Just wanted to say this post has caused a huge spike in traffic to my language's website: a dizzying ~40 visitors per day up from ~0 haha!

This is a fun false positive :) https://news.ycombinator.com/item?id=34675259

Yikes, I tanked HN's performance by posting this! Probably because of loading all those old threads over and over.

I've moved the URL out of the link at the top, which seems to be helping for now.

(now I have to decide whether to go down another rabbit hole and fix that)

What are these /thelang and /showlang?

Are these like permanent urls that we can use to filter posts?

This makes me thing about what other permanent urls/filters there are. Is there a list somewhere?

That reminds me, I really should blog my design ideas for my spiritual successor to Python....

the headline made me think somebody else came up with my idea. I wanted to a create a language whose name was langlang. to understand how to parse it, that would be the equivalent as a name to C, and the equivalent to clang would be langlanglang.

I considered the shorter name lang, but lang already has a meaning and I thought then in that world langlang might confuse people as to the actual name of the language, whereas since langlanglanglang is clearly needless overkill in a name, langlang and langlanglang would provide just the right amount readability and reinforcement as to the actual name of langlang.

So these are just static pages, not new entries for https://news.ycombinator.com/lists?

  • Alas, yes, at least for now. Seems like an LLM could be good at finding them though. A regex is probably too crude.

    • The old lesson from the Wizard of Oz experiment says that a regular expression probably isn't too crude, if you're willing to take the time to design it. Though you could probably get away with running a regex golf algorithm (e.g. https://nbviewer.org/url/norvig.com/ipython/xkcd1313.ipynb) over the list of matching titles, and the union of some list of non-matching-but-close titles (chosen to get good discrimination) with some list of way-off titles (to avoid overfitting). (You could treat the whole HN title database, other than the ones you've identified, as losers, but that risks hardcoding the absence of a post you accidentally missed, and would also take slightly longer – though Peter Norvig's first algorithm takes time linear in the number of losers, so it might not be too expensive. I don't know how expensive his improved versions are, given large lists of losers: https://nbviewer.org/url/norvig.com/ipython/xkcd1313-part2.i.... Better algorithms are surely available.)

I did a Show HN for a language called Tsonic yesterday, which is a variant of TypeScript (all tsonic is valid typescript) requiring stronger typing which compiles to x64/ARM native code via .Net/NativeAOT. https://news.ycombinator.com/item?id=46604308

It didn't appear in Show HN at all.
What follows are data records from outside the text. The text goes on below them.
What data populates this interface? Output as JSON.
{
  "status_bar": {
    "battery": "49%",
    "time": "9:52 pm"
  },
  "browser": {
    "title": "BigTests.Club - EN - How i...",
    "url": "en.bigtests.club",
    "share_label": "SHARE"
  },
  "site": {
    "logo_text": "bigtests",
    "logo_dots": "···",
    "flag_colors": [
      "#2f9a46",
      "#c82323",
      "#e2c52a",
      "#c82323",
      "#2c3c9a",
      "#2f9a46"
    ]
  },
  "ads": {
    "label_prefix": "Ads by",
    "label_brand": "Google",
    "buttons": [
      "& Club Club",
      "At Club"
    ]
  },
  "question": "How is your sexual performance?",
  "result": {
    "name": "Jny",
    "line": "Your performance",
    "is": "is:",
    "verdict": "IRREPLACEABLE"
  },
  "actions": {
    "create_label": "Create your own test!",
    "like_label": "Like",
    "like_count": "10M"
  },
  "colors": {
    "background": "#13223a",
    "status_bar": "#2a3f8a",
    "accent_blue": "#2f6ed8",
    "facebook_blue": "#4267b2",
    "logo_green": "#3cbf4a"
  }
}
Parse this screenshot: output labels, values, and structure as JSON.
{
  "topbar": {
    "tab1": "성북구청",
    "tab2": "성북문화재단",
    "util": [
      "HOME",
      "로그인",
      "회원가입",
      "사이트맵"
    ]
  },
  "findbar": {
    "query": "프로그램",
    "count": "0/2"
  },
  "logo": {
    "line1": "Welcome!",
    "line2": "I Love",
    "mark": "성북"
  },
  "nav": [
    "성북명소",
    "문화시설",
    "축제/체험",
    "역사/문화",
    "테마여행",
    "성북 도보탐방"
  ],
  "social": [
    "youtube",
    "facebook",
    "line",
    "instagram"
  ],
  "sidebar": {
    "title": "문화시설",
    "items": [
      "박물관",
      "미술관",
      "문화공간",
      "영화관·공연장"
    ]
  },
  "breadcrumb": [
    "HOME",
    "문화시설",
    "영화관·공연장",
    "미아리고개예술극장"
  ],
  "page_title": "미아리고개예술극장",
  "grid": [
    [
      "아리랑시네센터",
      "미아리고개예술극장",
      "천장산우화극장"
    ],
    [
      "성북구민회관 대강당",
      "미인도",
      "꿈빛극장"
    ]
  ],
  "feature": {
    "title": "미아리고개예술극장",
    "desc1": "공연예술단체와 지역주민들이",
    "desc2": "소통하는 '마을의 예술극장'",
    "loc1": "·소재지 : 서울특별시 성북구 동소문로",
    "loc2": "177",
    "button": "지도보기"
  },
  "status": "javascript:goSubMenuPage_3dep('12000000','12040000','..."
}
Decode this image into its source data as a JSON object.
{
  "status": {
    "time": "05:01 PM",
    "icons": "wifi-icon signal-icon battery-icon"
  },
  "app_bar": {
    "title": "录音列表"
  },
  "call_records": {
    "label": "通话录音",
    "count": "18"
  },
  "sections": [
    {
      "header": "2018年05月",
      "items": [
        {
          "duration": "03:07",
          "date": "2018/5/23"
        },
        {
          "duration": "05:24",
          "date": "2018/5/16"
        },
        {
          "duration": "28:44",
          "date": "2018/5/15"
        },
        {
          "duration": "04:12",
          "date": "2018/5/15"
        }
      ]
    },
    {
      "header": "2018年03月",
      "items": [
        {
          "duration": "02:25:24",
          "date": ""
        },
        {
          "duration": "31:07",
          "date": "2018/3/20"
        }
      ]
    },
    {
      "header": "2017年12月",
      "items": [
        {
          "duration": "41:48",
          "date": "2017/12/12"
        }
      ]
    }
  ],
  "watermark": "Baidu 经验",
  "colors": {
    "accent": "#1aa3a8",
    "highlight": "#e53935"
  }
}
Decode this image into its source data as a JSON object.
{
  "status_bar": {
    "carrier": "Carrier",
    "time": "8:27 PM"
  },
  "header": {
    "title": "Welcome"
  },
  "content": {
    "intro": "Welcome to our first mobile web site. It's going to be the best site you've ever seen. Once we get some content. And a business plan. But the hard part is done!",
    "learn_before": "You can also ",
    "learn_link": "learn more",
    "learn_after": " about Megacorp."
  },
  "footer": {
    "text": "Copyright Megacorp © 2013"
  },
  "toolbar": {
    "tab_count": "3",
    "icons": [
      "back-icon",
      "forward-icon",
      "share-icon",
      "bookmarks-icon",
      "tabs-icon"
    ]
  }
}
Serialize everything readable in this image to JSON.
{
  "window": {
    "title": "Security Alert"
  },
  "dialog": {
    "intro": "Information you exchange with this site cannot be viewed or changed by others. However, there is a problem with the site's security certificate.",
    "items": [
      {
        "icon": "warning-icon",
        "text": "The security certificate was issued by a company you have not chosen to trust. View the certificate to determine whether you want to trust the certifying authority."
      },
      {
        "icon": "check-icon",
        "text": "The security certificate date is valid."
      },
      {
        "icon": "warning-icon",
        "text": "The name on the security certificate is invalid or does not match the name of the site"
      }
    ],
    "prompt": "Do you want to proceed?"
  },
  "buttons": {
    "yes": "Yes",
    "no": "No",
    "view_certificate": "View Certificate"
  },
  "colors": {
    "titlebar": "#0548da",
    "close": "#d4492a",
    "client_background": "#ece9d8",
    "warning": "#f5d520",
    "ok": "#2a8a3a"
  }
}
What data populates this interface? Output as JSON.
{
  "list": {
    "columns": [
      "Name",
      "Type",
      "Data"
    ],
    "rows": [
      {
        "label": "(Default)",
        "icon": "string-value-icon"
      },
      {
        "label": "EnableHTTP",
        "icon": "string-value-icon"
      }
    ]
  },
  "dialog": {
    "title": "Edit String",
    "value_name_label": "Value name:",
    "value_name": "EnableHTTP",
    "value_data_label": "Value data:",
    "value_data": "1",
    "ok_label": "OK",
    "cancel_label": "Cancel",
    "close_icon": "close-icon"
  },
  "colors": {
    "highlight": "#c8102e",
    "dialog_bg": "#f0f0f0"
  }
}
Perhaps because another user posted it as a regular topic just a few minutes earlier, which drops off very quickly (within minutes) - but I think the issue is wider.

For a while now, I've felt that the new topics stream requires you to promote the topic outside of HN to be seen on HN - sometimes by adding a "Discuss on HN" link in the blog, or on social networks etc. The problem is quite fundamental: the "Show" link gets a small fraction of clicks. The "Show New" (two clicks away) probably gets tinier, miniscule fraction of clicks. The intersection of people who are interested in the project and those who have clicked "Show New" would be very nearly null. So upvotes will have to come from outside.